Stephen Zanoni says that if Madison subsidizes a headquarters hotel to help Monona Terrace, it is Monona Terrace that has the most to lose.
Zanoni, who manages Monona Terrace's biggest competitor, the Madison Concourse Hotel, admits that his hotel also has skin in the game. The city is weighing two proposals for the Judge Doyle Square project, one of which would turn the Madison Municipal Building into a 308-room hotel; another would build a new 352-room hotel. Both hotel proposals would include thousands of square feet of meeting and conference space. The developers are seeking as much as $80 million in public aid.
"If you build a sizable hotel, it will take business away from Monona Terrace,” Zanoni says. "What people don't really understand is that Monona Terrace is not a large facility. It's really not a convention center, it's a conference facility. It does really well in that small market. But they compete with hotels like us for conferences and meetings."
Located on Dayton and Wisconsin streets, on the other side of the Capitol from Monona Terrace, the Concourse is Madison's largest hotel. The independent facility has 368 rooms (it's in the process of adding another 10) and has 27,000 square feet of meeting and conference space. In contrast, Monona Terrace has 85,000 square feet of meeting and exhibition space.
In 2012, the Concourse hosted 1,700 groups, 91 of which, Zanoni says, rose to the size of a conference or convention. Definitions vary, but conventions are larger than conferences.
The Concourse's bigger conventions are WisCon, the feminist science fiction convention, which draws about 1,000 people, and the UW Center on Education Career Conference, with about 800 attendees.
Monona Terrace hosted 65 conventions and conferences last year. Its three largest conventions were the Madison Marathon, with 6,400 people, Ironman Wisconsin, with 5,000, and Ink Life, the touring tattoo trade show, with 2,200.
Both facilities tend to draw mostly state and regional events. "Anything that's not state or regional tends to be associated with [UW-Madison]," Zanoni says.
The Concourse doesn't have the exhibition space that Monona Terrace has for trade shows. But hotels have one big advantage over Monona Terrace, Zanoni says. They can give away their conference space for free because they know they'll make money from conventioneers renting rooms. "A group can save a lot of money that way," Zanoni says. "Monona Terrace obviously can't do that" because it doesn't have hotel rooms.
Zanoni expects that a new hotel, heavily subsidized by the city and with brand-new facilities, will offer similar giveaways to convention groups, taking business from both Monona Terrace and the Concourse.

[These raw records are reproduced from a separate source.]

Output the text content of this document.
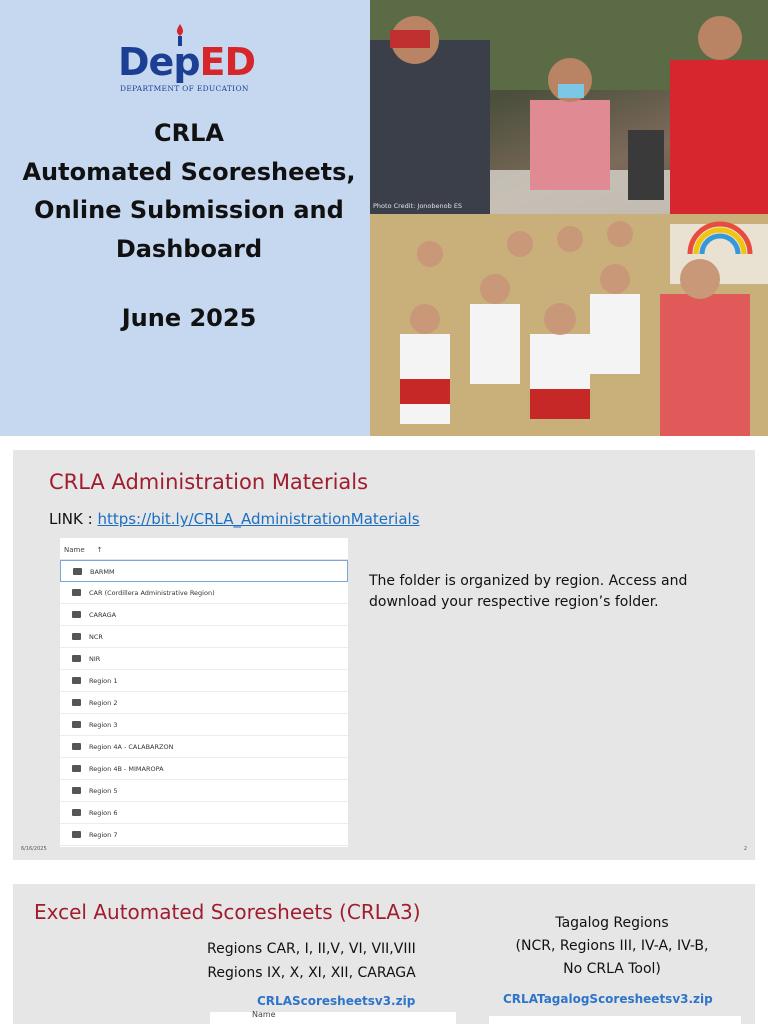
DepED
DEPARTMENT OF EDUCATION
CRLA
Automated Scoresheets,
Online Submission and
Dashboard
June 2025
Photo Credit: Jonobenob ES
CRLA Administration Materials
LINK : https://bit.ly/CRLA_AdministrationMaterials
Name ↑
BARMM
CAR (Cordillera Administrative Region)
CARAGA
NCR
NIR
Region 1
Region 2
Region 3
Region 4A - CALABARZON
Region 4B - MIMAROPA
Region 5
Region 6
Region 7
The folder is organized by region. Access and download your respective region’s folder.
6/16/2025	2
Excel Automated Scoresheets (CRLA3)
Regions CAR, I, II,V, VI, VII,VIII
Regions IX, X, XI, XII, CARAGA
CRLAScoresheetsv3.zip
Tagalog Regions
(NCR, Regions III, IV-A, IV-B,
No CRLA Tool)
CRLATagalogScoresheetsv3.zip
Name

Gregg McManners, general manager of Monona Terrace, counters that hotels like the Concourse stand to gain if Monona Terrace gets bigger events.
"If we get more business, ultimately the Concourse will benefit, because some of our smaller events will go to hotels like the Concourse," McManners says.
Zanoni is also alarmed that the most recent market analysis done for the city, by the consultant HVS, projects a new subsidized hotel renting rooms for around $160 a night into 2021. That's less than the Concourse's current average daily rate, he says.
"A brand-new hotel is going to be able to compete with lower rates because it's getting such a significant financial subsidy," Zanoni says. "They're going to be directly competing with us for conventions -- and it's a brand-new hotel."
This might not be an issue if the convention business were booming. But Zanoni says the conventions at his facility have flattened out since the 2009 recession. "[They haven't] come back the way that business and individual travel have come back. You've got so many cities offering incentives that it's really difficult to compete."